Greece

Greece has been the member of the European Union since 1981 and since 2002 one can pay with euro in the country. Although there are various difficulties for the businesses, the country is trying to change the situation. Foreigners have to comply with various regulations that they have not met elsewhere.

There are 5 major corporate forms in Greece:

  • Limited liability company
  • Share company
  • Limited partnership
  • Branch office
  • Site of a foreign company

Limited Liability Company

An LLC in Greece may be set up by one person but the minimum share capital should be at least 18 000 euro. A corporation tax should be paid to the tax office before the set up of a company which represents 1% of the share capital. Managers should have a Greek tax number. If these exist the company should be notified at the Court of Registry and at the competent chamber too.

Taxation

The General Turnover Tax is 19%, while for food, medicines, electricity and transport is 9%. Personal income taxes vary by rates between 0 and 45% according to the following: till 12 000 euro 0%, between 12-16 000 euro 18%, between 16-22 000 euro 26%, between 26-32 000 euro 32%, between 32-40 000 euro 36%, between 40-60 000 euro 38%, between 60-100 000 euro 40% and over 100 000 euro 45%.

The Greek GDP fell by 0.1 per cent compared to the previous quarter and 0.5 per cent in the first quarter of 2016. This means that after 2012 the recession has returned to the Mediterranean state.

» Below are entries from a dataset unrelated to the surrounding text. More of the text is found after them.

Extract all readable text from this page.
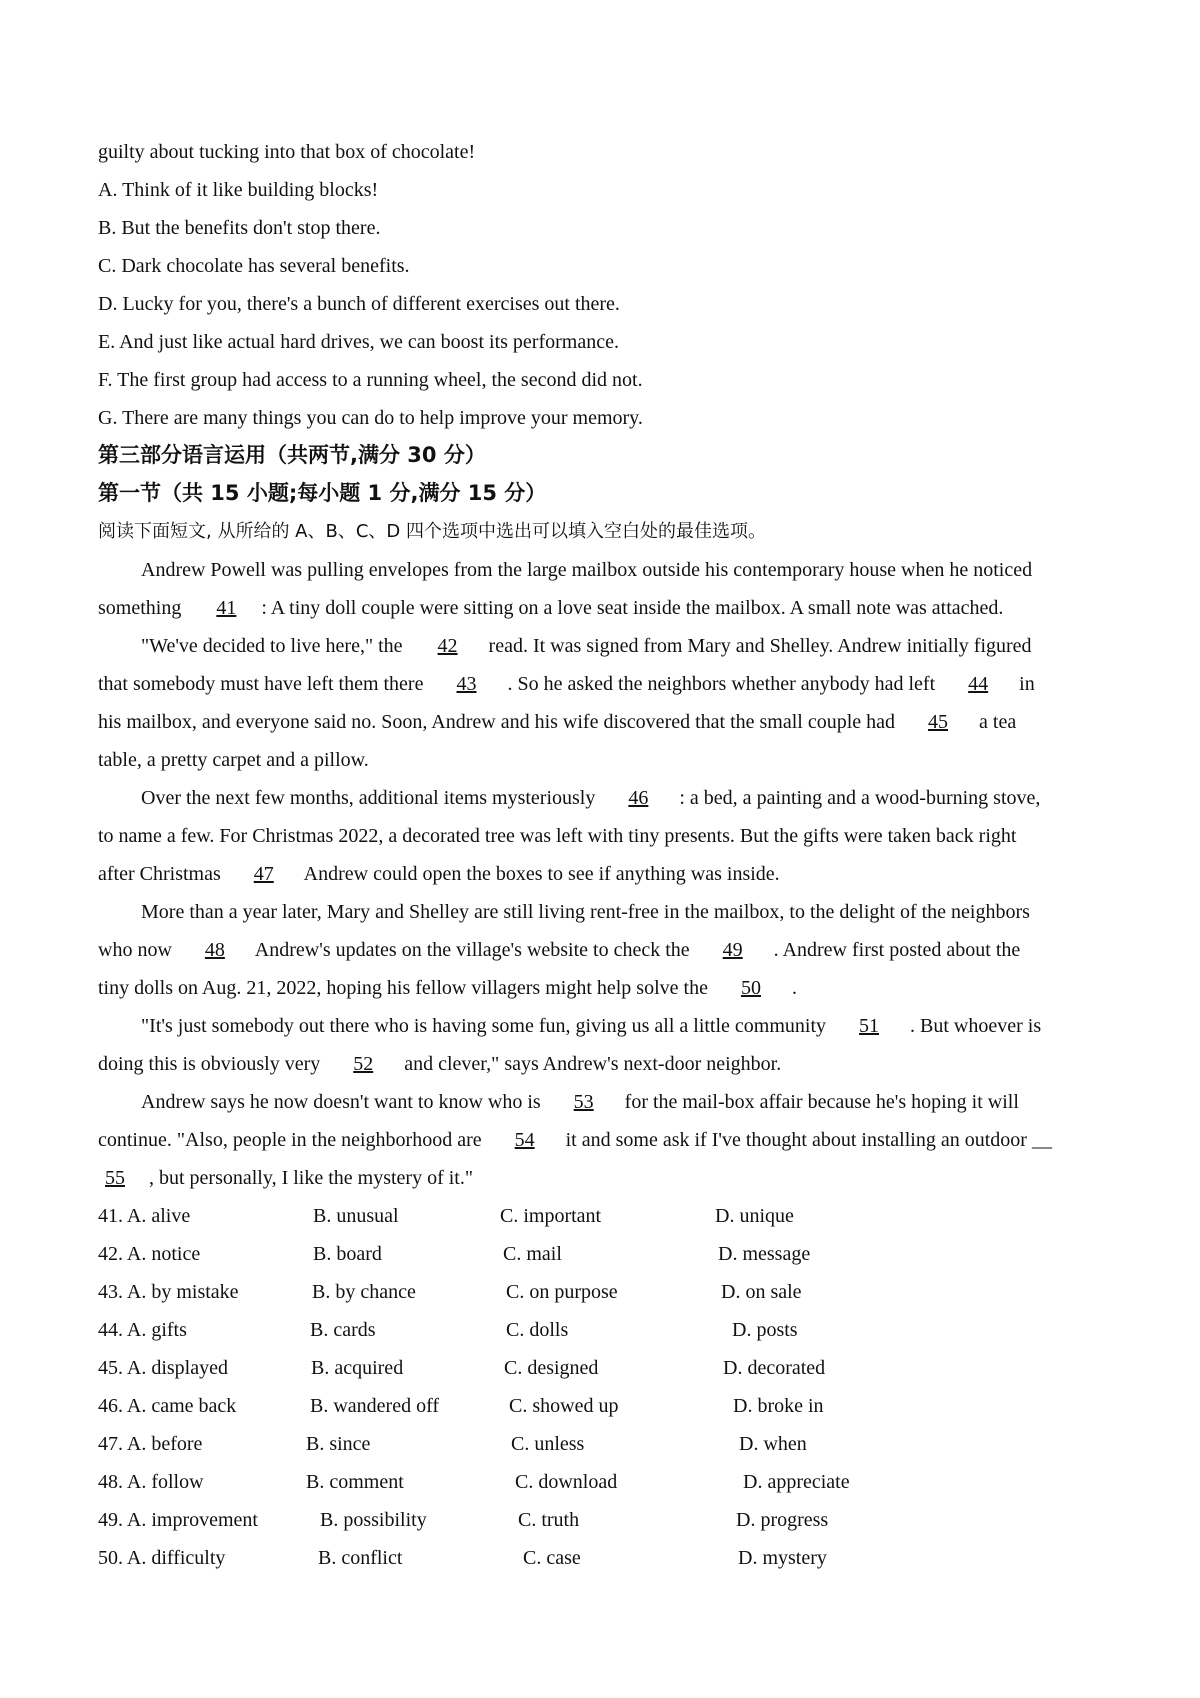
guilty about tucking into that box of chocolate!
A. Think of it like building blocks!
B. But the benefits don't stop there.
C. Dark chocolate has several benefits.
D. Lucky for you, there's a bunch of different exercises out there.
E. And just like actual hard drives, we can boost its performance.
F. The first group had access to a running wheel, the second did not.
G. There are many things you can do to help improve your memory.
第三部分语言运用（共两节,满分 30 分）
第一节（共 15 小题;每小题 1 分,满分 15 分）
阅读下面短文, 从所给的 A、B、C、D 四个选项中选出可以填入空白处的最佳选项。
Andrew Powell was pulling envelopes from the large mailbox outside his contemporary house when he noticed
something 41 : A tiny doll couple were sitting on a love seat inside the mailbox. A small note was attached.
"We've decided to live here," the 42 read. It was signed from Mary and Shelley. Andrew initially figured
that somebody must have left them there 43 . So he asked the neighbors whether anybody had left 44 in
his mailbox, and everyone said no. Soon, Andrew and his wife discovered that the small couple had 45 a tea
table, a pretty carpet and a pillow.
Over the next few months, additional items mysteriously 46 : a bed, a painting and a wood-burning stove,
to name a few. For Christmas 2022, a decorated tree was left with tiny presents. But the gifts were taken back right
after Christmas 47 Andrew could open the boxes to see if anything was inside.
More than a year later, Mary and Shelley are still living rent-free in the mailbox, to the delight of the neighbors
who now 48 Andrew's updates on the village's website to check the 49 . Andrew first posted about the
tiny dolls on Aug. 21, 2022, hoping his fellow villagers might help solve the 50 .
"It's just somebody out there who is having some fun, giving us all a little community 51 . But whoever is
doing this is obviously very 52 and clever," says Andrew's next-door neighbor.
Andrew says he now doesn't want to know who is 53 for the mail-box affair because he's hoping it will
continue. "Also, people in the neighborhood are 54 it and some ask if I've thought about installing an outdoor __
55 , but personally, I like the mystery of it."
41. A. alive	B. unusual	C. important	D. unique
42. A. notice	B. board	C. mail	D. message
43. A. by mistake	B. by chance	C. on purpose	D. on sale
44. A. gifts	B. cards	C. dolls	D. posts
45. A. displayed	B. acquired	C. designed	D. decorated
46. A. came back	B. wandered off	C. showed up	D. broke in
47. A. before	B. since	C. unless	D. when
48. A. follow	B. comment	C. download	D. appreciate
49. A. improvement	B. possibility	C. truth	D. progress
50. A. difficulty	B. conflict	C. case	D. mystery
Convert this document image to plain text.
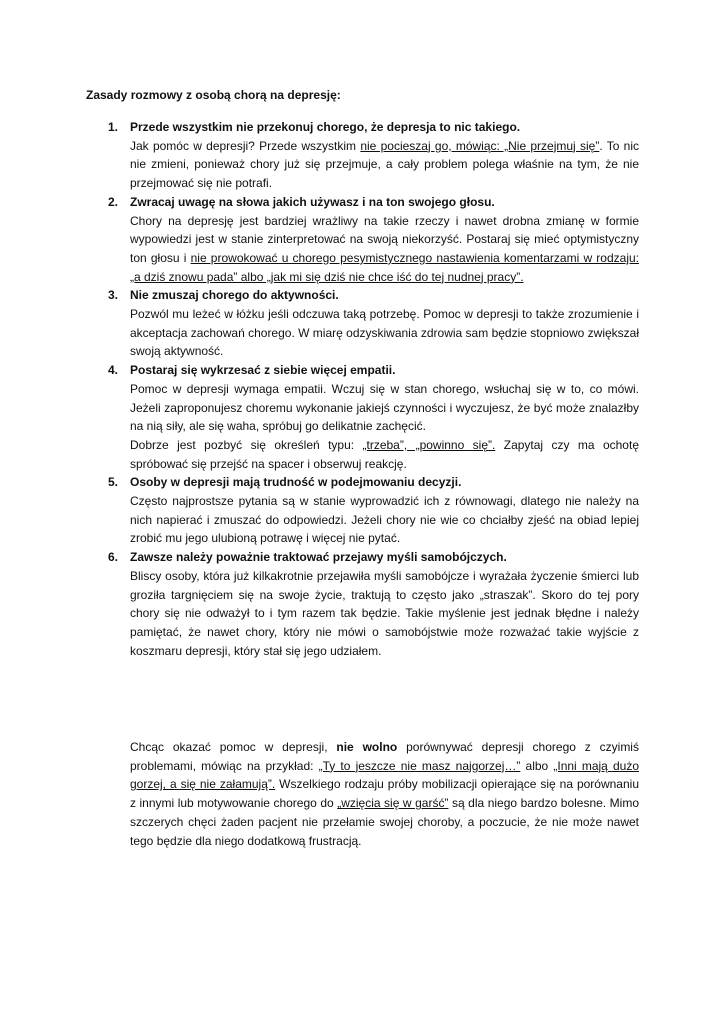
Zasady rozmowy z osobą chorą na depresję:

1. Przede wszystkim nie przekonuj chorego, że depresja to nic takiego.

Jak pomóc w depresji? Przede wszystkim nie pocieszaj go, mówiąc: „Nie przejmuj się”. To nic nie zmieni, ponieważ chory już się przejmuje, a cały problem polega właśnie na tym, że nie przejmować się nie potrafi.

2. Zwracaj uwagę na słowa jakich używasz i na ton swojego głosu.

Chory na depresję jest bardziej wrażliwy na takie rzeczy i nawet drobna zmianę w formie wypowiedzi jest w stanie zinterpretować na swoją niekorzyść. Postaraj się mieć optymistyczny ton głosu i nie prowokować u chorego pesymistycznego nastawienia komentarzami w rodzaju: „a dziś znowu pada” albo „jak mi się dziś nie chce iść do tej nudnej pracy”.

3. Nie zmuszaj chorego do aktywności.

Pozwól mu leżeć w łóżku jeśli odczuwa taką potrzebę. Pomoc w depresji to także zrozumienie i akceptacja zachowań chorego. W miarę odzyskiwania zdrowia sam będzie stopniowo zwiększał swoją aktywność.

4. Postaraj się wykrzesać z siebie więcej empatii.

Pomoc w depresji wymaga empatii. Wczuj się w stan chorego, wsłuchaj się w to, co mówi. Jeżeli zaproponujesz choremu wykonanie jakiejś czynności i wyczujesz, że być może znalazłby na nią siły, ale się waha, spróbuj go delikatnie zachęcić.

Dobrze jest pozbyć się określeń typu: „trzeba”, „powinno się”. Zapytaj czy ma ochotę spróbować się przejść na spacer i obserwuj reakcję.

5. Osoby w depresji mają trudność w podejmowaniu decyzji.

Często najprostsze pytania są w stanie wyprowadzić ich z równowagi, dlatego nie należy na nich napierać i zmuszać do odpowiedzi. Jeżeli chory nie wie co chciałby zjeść na obiad lepiej zrobić mu jego ulubioną potrawę i więcej nie pytać.

6. Zawsze należy poważnie traktować przejawy myśli samobójczych.

Bliscy osoby, która już kilkakrotnie przejawiła myśli samobójcze i wyrażała życzenie śmierci lub groziła targnięciem się na swoje życie, traktują to często jako „straszak”. Skoro do tej pory chory się nie odważył to i tym razem tak będzie. Takie myślenie jest jednak błędne i należy pamiętać, że nawet chory, który nie mówi o samobójstwie może rozważać takie wyjście z koszmaru depresji, który stał się jego udziałem.

Chcąc okazać pomoc w depresji, nie wolno porównywać depresji chorego z czyimiś problemami, mówiąc na przykład: „Ty to jeszcze nie masz najgorzej…” albo „Inni mają dużo gorzej, a się nie załamują”. Wszelkiego rodzaju próby mobilizacji opierające się na porównaniu z innymi lub motywowanie chorego do „wzięcia się w garść” są dla niego bardzo bolesne. Mimo szczerych chęci żaden pacjent nie przełamie swojej choroby, a poczucie, że nie może nawet tego będzie dla niego dodatkową frustracją.
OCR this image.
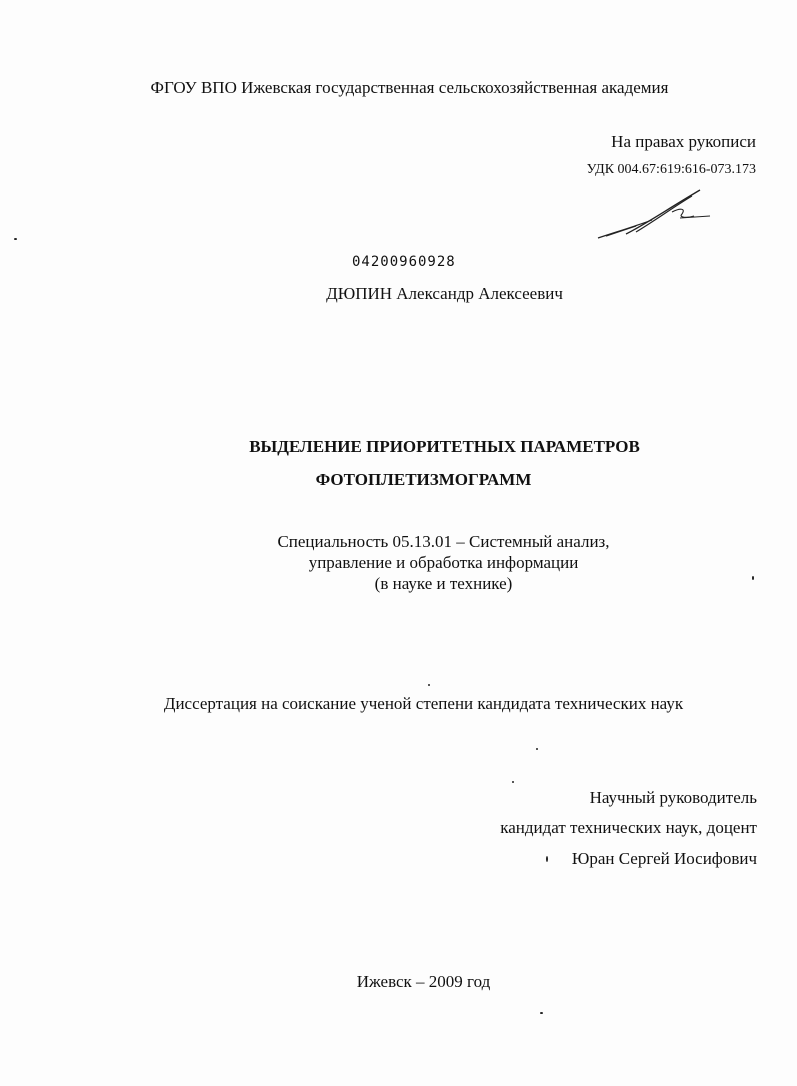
ФГОУ ВПО Ижевская государственная сельскохозяйственная академия
На правах рукописи
УДК 004.67:619:616-073.173
04200960928
ДЮПИН Александр Алексеевич
ВЫДЕЛЕНИЕ ПРИОРИТЕТНЫХ ПАРАМЕТРОВ
ФОТОПЛЕТИЗМОГРАММ
Специальность 05.13.01 – Системный анализ,
управление и обработка информации
(в науке и технике)
Диссертация на соискание ученой степени кандидата технических наук
Научный руководитель
кандидат технических наук, доцент
Юран Сергей Иосифович
Ижевск – 2009 год
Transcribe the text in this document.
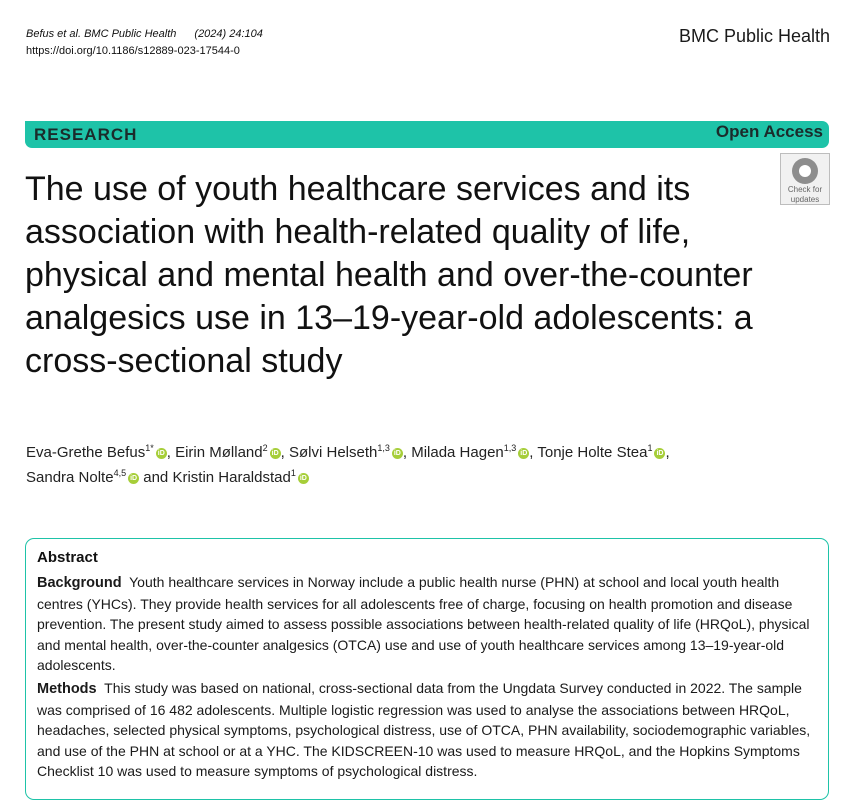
Befus et al. BMC Public Health (2024) 24:104
https://doi.org/10.1186/s12889-023-17544-0
BMC Public Health
RESEARCH	Open Access
Check for
updates
The use of youth healthcare services and its association with health-related quality of life, physical and mental health and over-the-counter analgesics use in 13–19-year-old adolescents: a cross-sectional study
Eva-Grethe Befus$^{1*}$iD , Eirin Mølland$^2$iD , Sølvi Helseth$^{1,3}$iD , Milada Hagen$^{1,3}$iD , Tonje Holte Stea$^1$iD ,
Sandra Nolte$^{4,5}$iD and Kristin Haraldstad$^1$iD
Abstract

Background Youth healthcare services in Norway include a public health nurse (PHN) at school and local youth health centres (YHCs). They provide health services for all adolescents free of charge, focusing on health promotion and disease prevention. The present study aimed to assess possible associations between health-related quality of life (HRQoL), physical and mental health, over-the-counter analgesics (OTCA) use and use of youth healthcare services among 13–19-year-old adolescents.

Methods This study was based on national, cross-sectional data from the Ungdata Survey conducted in 2022. The sample was comprised of 16 482 adolescents. Multiple logistic regression was used to analyse the associations between HRQoL, headaches, selected physical symptoms, psychological distress, use of OTCA, PHN availability, sociodemographic variables, and use of the PHN at school or at a YHC. The KIDSCREEN-10 was used to measure HRQoL, and the Hopkins Symptoms Checklist 10 was used to measure symptoms of psychological distress.
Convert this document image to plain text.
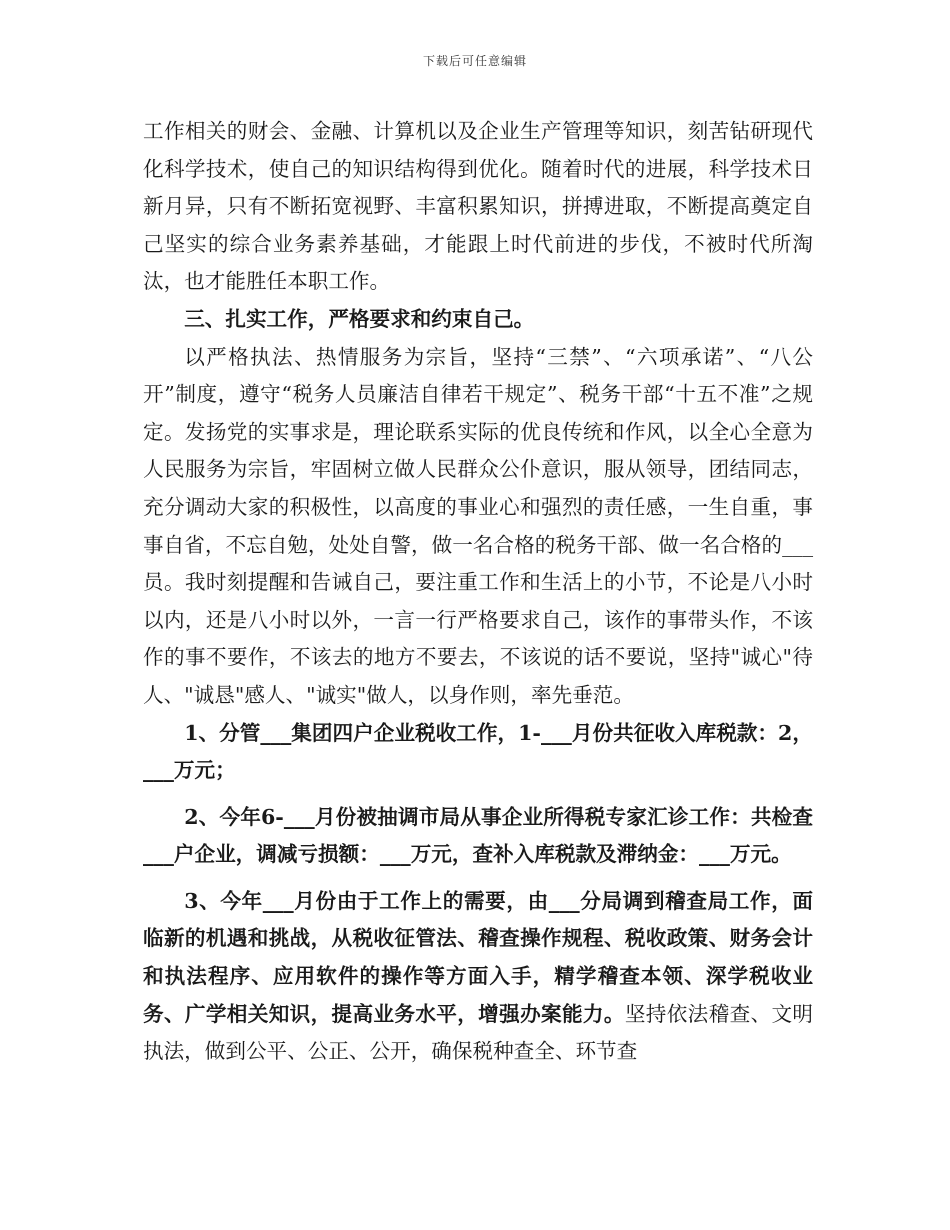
下载后可任意编辑

工作相关的财会、金融、计算机以及企业生产管理等知识，刻苦钻研现代化科学技术，使自己的知识结构得到优化。随着时代的进展，科学技术日新月异，只有不断拓宽视野、丰富积累知识，拼搏进取，不断提高奠定自己坚实的综合业务素养基础，才能跟上时代前进的步伐，不被时代所淘汰，也才能胜任本职工作。

三、扎实工作，严格要求和约束自己。

以严格执法、热情服务为宗旨，坚持“三禁”、“六项承诺”、“八公开”制度，遵守“税务人员廉洁自律若干规定”、税务干部“十五不准”之规定。发扬党的实事求是，理论联系实际的优良传统和作风，以全心全意为人民服务为宗旨，牢固树立做人民群众公仆意识，服从领导，团结同志，充分调动大家的积极性，以高度的事业心和强烈的责任感，一生自重，事事自省，不忘自勉，处处自警，做一名合格的税务干部、做一名合格的___员。我时刻提醒和告诫自己，要注重工作和生活上的小节，不论是八小时以内，还是八小时以外，一言一行严格要求自己，该作的事带头作，不该作的事不要作，不该去的地方不要去，不该说的话不要说，坚持"诚心"待人、"诚恳"感人、"诚实"做人，以身作则，率先垂范。

1、分管___集团四户企业税收工作，1-___月份共征收入库税款：2，___万元；

2、今年6-___月份被抽调市局从事企业所得税专家汇诊工作：共检查___户企业，调减亏损额：___万元，查补入库税款及滞纳金：___万元。

3、今年___月份由于工作上的需要，由___分局调到稽查局工作，面临新的机遇和挑战，从税收征管法、稽查操作规程、税收政策、财务会计和执法程序、应用软件的操作等方面入手，精学稽查本领、深学税收业务、广学相关知识，提高业务水平，增强办案能力。坚持依法稽查、文明执法，做到公平、公正、公开，确保税种查全、环节查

Greece needs again a third international rescue package, so creditors expect certain measures. The austerity measures include a retirement pension until 2019 and a tax increase up to 2020.

As Greece has issued a successful bond issue with the help of which it has returned to the international financial markets and this may amplify the view that the country may withdraw from the financial aid program in the next year. However this has little realities. The country’s financing requirement is likely to reach € 19 billion by 2019, and in case of this the country is likely to leave the program, if Athens is willing to finance the operation of the country at higher interest rates, which would increase the debt burden and would also restrain any economic growth.